Yes, a standalone performance study was done for the algorithm (the assay). The entire document describes the standalone performance of the HemosIL Protein S Activity assay. It characterizes the assay's precision (within-run and total CV%) and its correlation with a legally marketed predicate device through method comparison studies. The performance reported in section "VII. Summary of Performance Data" are characteristics of the device itself (the "algorithm only" if the assay method is considered analogous to an algorithm).

7. Type of Ground Truth Used

The ground truth used for performance evaluation is derived from:

• Precision: Statistical measures of reproducibility, comparing the device's own measurements across repeated tests.
• Method Comparison: The results obtained from the predicate device (HemosIL ProS). The new device's performance is established by demonstrating substantial equivalence to the predicate device's quantitative results. This means the predicate device's measurements serve as the referent or "ground truth" for comparison to establish equivalence.

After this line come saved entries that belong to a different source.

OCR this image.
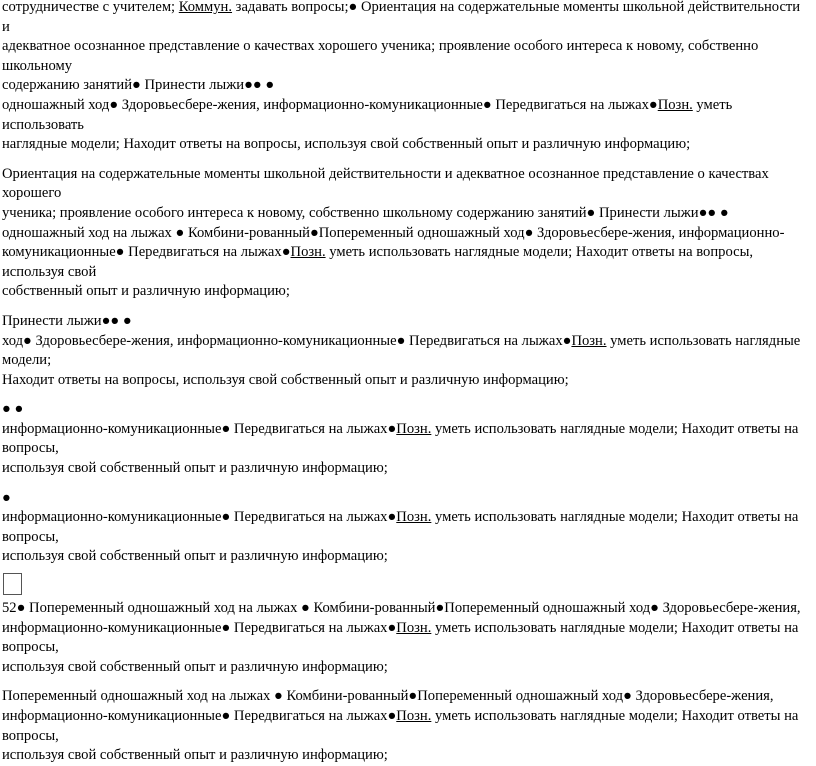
сотрудничестве с учителем; Коммун. задавать вопросы;● Ориентация на содержательные моменты школьной действительности и
адекватное осознанное представление о качествах хорошего ученика; проявление особого интереса к новому, собственно школьному
содержанию занятий● Принести лыжи●● ●
одношажный ход● Здоровьесбере-жения, информационно-комуникационные● Передвигаться на лыжах●Позн. уметь использовать
наглядные модели; Находит ответы на вопросы, используя свой собственный опыт и различную информацию;
Ориентация на содержательные моменты школьной действительности и адекватное осознанное представление о качествах хорошего
ученика; проявление особого интереса к новому, собственно школьному содержанию занятий● Принести лыжи●● ●
одношажный ход на лыжах ● Комбини-рованный●Попеременный одношажный ход● Здоровьесбере-жения, информационно-
комуникационные● Передвигаться на лыжах●Позн. уметь использовать наглядные модели; Находит ответы на вопросы, используя свой
собственный опыт и различную информацию;
Принести лыжи●● ●
ход● Здоровьесбере-жения, информационно-комуникационные● Передвигаться на лыжах●Позн. уметь использовать наглядные модели;
Находит ответы на вопросы, используя свой собственный опыт и различную информацию;
● ●
информационно-комуникационные● Передвигаться на лыжах●Позн. уметь использовать наглядные модели; Находит ответы на вопросы,
используя свой собственный опыт и различную информацию;
●
информационно-комуникационные● Передвигаться на лыжах●Позн. уметь использовать наглядные модели; Находит ответы на вопросы,
используя свой собственный опыт и различную информацию;
52● Попеременный одношажный ход на лыжах ● Комбини-рованный●Попеременный одношажный ход● Здоровьесбере-жения,
информационно-комуникационные● Передвигаться на лыжах●Позн. уметь использовать наглядные модели; Находит ответы на вопросы,
используя свой собственный опыт и различную информацию;
Попеременный одношажный ход на лыжах ● Комбини-рованный●Попеременный одношажный ход● Здоровьесбере-жения,
информационно-комуникационные● Передвигаться на лыжах●Позн. уметь использовать наглядные модели; Находит ответы на вопросы,
используя свой собственный опыт и различную информацию;
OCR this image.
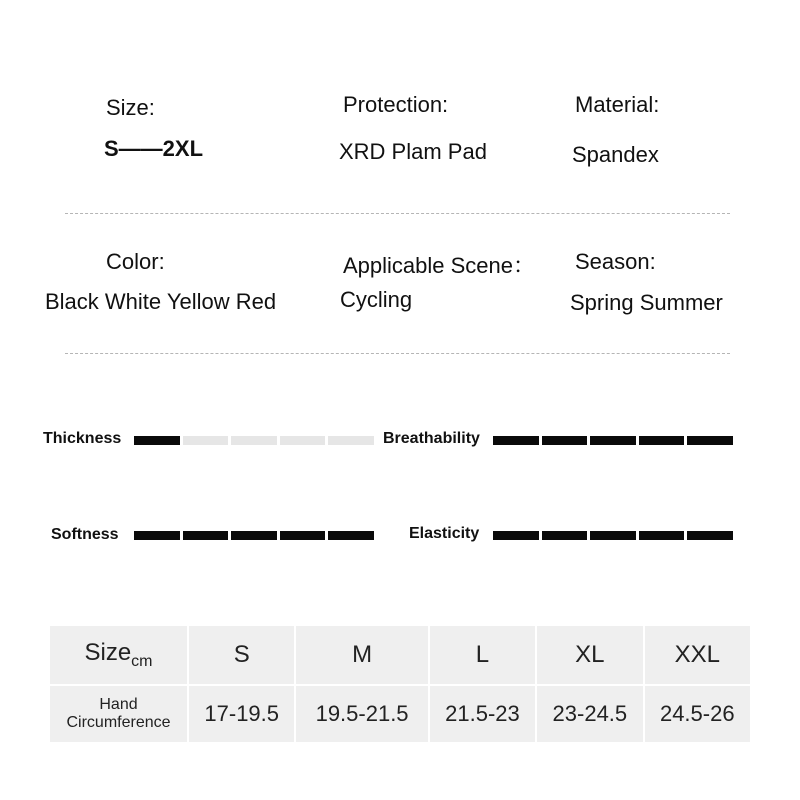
Size:
S——2XL
Protection:
XRD Plam Pad
Material:
Spandex
Color:
Black White Yellow Red
Applicable Scene：
Cycling
Season:
Spring Summer
Thickness	Breathability
Softness	Elasticity
Size$_{cm}$	S	M	L	XL	XXL

Hand
Circumference	17-19.5	19.5-21.5	21.5-23	23-24.5	24.5-26
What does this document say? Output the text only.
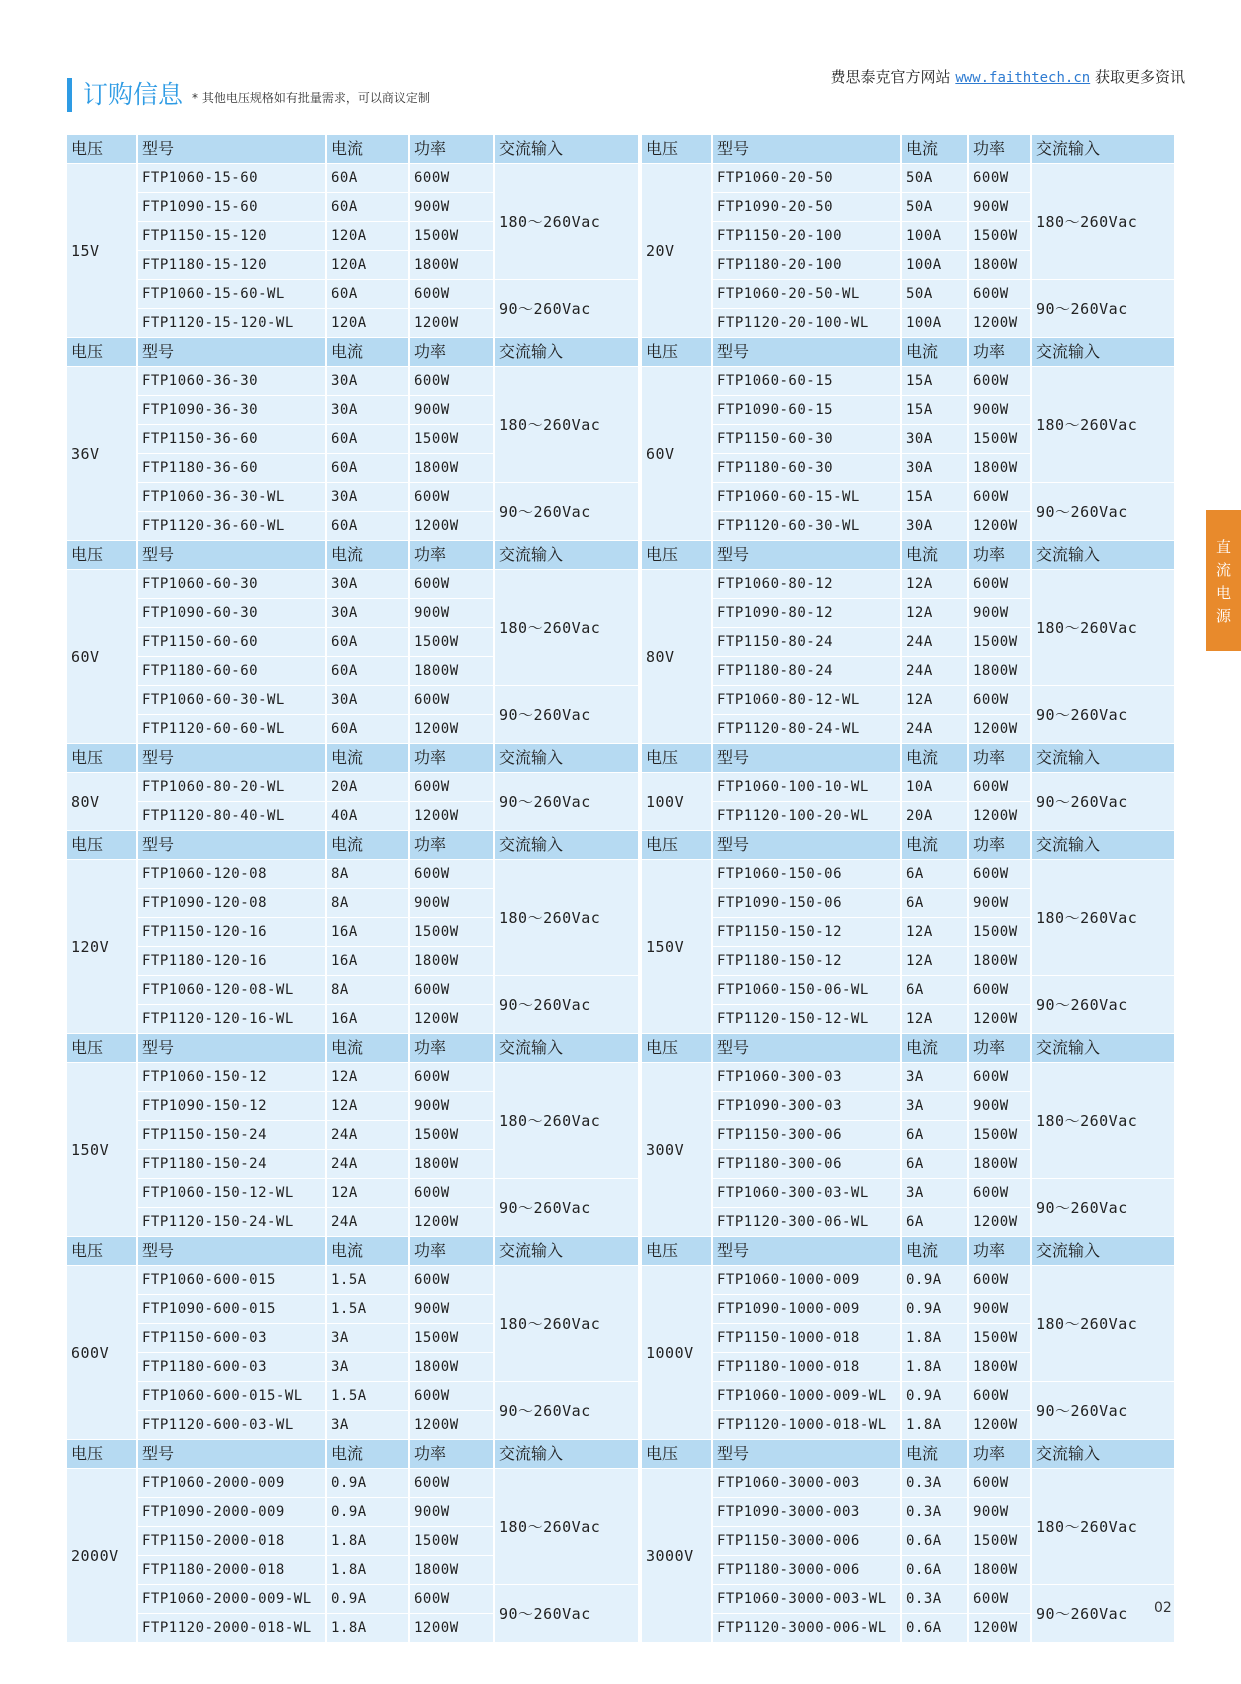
订购信息 * 其他电压规格如有批量需求，可以商议定制
费思泰克官方网站 www.faithtech.cn 获取更多资讯
直
流
电
源
电压	型号	电流	功率	交流输入		电压	型号	电流	功率	交流输入
15V	FTP1060-15-60	60A	600W	180～260Vac		20V	FTP1060-20-50	50A	600W	180～260Vac
	FTP1090-15-60	60A	900W				FTP1090-20-50	50A	900W	
	FTP1150-15-120	120A	1500W				FTP1150-20-100	100A	1500W	
	FTP1180-15-120	120A	1800W				FTP1180-20-100	100A	1800W	
	FTP1060-15-60-WL	60A	600W	90～260Vac			FTP1060-20-50-WL	50A	600W	90～260Vac
	FTP1120-15-120-WL	120A	1200W				FTP1120-20-100-WL	100A	1200W	
电压	型号	电流	功率	交流输入		电压	型号	电流	功率	交流输入
36V	FTP1060-36-30	30A	600W	180～260Vac		60V	FTP1060-60-15	15A	600W	180～260Vac
	FTP1090-36-30	30A	900W				FTP1090-60-15	15A	900W	
	FTP1150-36-60	60A	1500W				FTP1150-60-30	30A	1500W	
	FTP1180-36-60	60A	1800W				FTP1180-60-30	30A	1800W	
	FTP1060-36-30-WL	30A	600W	90～260Vac			FTP1060-60-15-WL	15A	600W	90～260Vac
	FTP1120-36-60-WL	60A	1200W				FTP1120-60-30-WL	30A	1200W	
电压	型号	电流	功率	交流输入		电压	型号	电流	功率	交流输入
60V	FTP1060-60-30	30A	600W	180～260Vac		80V	FTP1060-80-12	12A	600W	180～260Vac
	FTP1090-60-30	30A	900W				FTP1090-80-12	12A	900W	
	FTP1150-60-60	60A	1500W				FTP1150-80-24	24A	1500W	
	FTP1180-60-60	60A	1800W				FTP1180-80-24	24A	1800W	
	FTP1060-60-30-WL	30A	600W	90～260Vac			FTP1060-80-12-WL	12A	600W	90～260Vac
	FTP1120-60-60-WL	60A	1200W				FTP1120-80-24-WL	24A	1200W	
电压	型号	电流	功率	交流输入		电压	型号	电流	功率	交流输入
80V	FTP1060-80-20-WL	20A	600W	90～260Vac		100V	FTP1060-100-10-WL	10A	600W	90～260Vac
	FTP1120-80-40-WL	40A	1200W				FTP1120-100-20-WL	20A	1200W	
电压	型号	电流	功率	交流输入		电压	型号	电流	功率	交流输入
120V	FTP1060-120-08	8A	600W	180～260Vac		150V	FTP1060-150-06	6A	600W	180～260Vac
	FTP1090-120-08	8A	900W				FTP1090-150-06	6A	900W	
	FTP1150-120-16	16A	1500W				FTP1150-150-12	12A	1500W	
	FTP1180-120-16	16A	1800W				FTP1180-150-12	12A	1800W	
	FTP1060-120-08-WL	8A	600W	90～260Vac			FTP1060-150-06-WL	6A	600W	90～260Vac
	FTP1120-120-16-WL	16A	1200W				FTP1120-150-12-WL	12A	1200W	
电压	型号	电流	功率	交流输入		电压	型号	电流	功率	交流输入
150V	FTP1060-150-12	12A	600W	180～260Vac		300V	FTP1060-300-03	3A	600W	180～260Vac
	FTP1090-150-12	12A	900W				FTP1090-300-03	3A	900W	
	FTP1150-150-24	24A	1500W				FTP1150-300-06	6A	1500W	
	FTP1180-150-24	24A	1800W				FTP1180-300-06	6A	1800W	
	FTP1060-150-12-WL	12A	600W	90～260Vac			FTP1060-300-03-WL	3A	600W	90～260Vac
	FTP1120-150-24-WL	24A	1200W				FTP1120-300-06-WL	6A	1200W	
电压	型号	电流	功率	交流输入		电压	型号	电流	功率	交流输入
600V	FTP1060-600-015	1.5A	600W	180～260Vac		1000V	FTP1060-1000-009	0.9A	600W	180～260Vac
	FTP1090-600-015	1.5A	900W				FTP1090-1000-009	0.9A	900W	
	FTP1150-600-03	3A	1500W				FTP1150-1000-018	1.8A	1500W	
	FTP1180-600-03	3A	1800W				FTP1180-1000-018	1.8A	1800W	
	FTP1060-600-015-WL	1.5A	600W	90～260Vac			FTP1060-1000-009-WL	0.9A	600W	90～260Vac
	FTP1120-600-03-WL	3A	1200W				FTP1120-1000-018-WL	1.8A	1200W	
电压	型号	电流	功率	交流输入		电压	型号	电流	功率	交流输入
2000V	FTP1060-2000-009	0.9A	600W	180～260Vac		3000V	FTP1060-3000-003	0.3A	600W	180～260Vac
	FTP1090-2000-009	0.9A	900W				FTP1090-3000-003	0.3A	900W	
	FTP1150-2000-018	1.8A	1500W				FTP1150-3000-006	0.6A	1500W	
	FTP1180-2000-018	1.8A	1800W				FTP1180-3000-006	0.6A	1800W	
	FTP1060-2000-009-WL	0.9A	600W	90～260Vac			FTP1060-3000-003-WL	0.3A	600W	90～260Vac
	FTP1120-2000-018-WL	1.8A	1200W				FTP1120-3000-006-WL	0.6A	1200W	
02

8. Sample Size for the Training Set

This information is not applicable and not provided. The HemosIL Protein S Activity assay is a reagent-based assay for laboratory testing, not an AI/ML algorithm that requires a "training set" in the conventional sense of machine learning. The "training" for such an assay involves the development and optimization of the reagents and methodology, which is a chemical and biological process, not a computational one with a distinct training dataset.

9. How the Ground Truth for the Training Set Was Established

This information is not applicable and not provided for the reasons stated in point 8.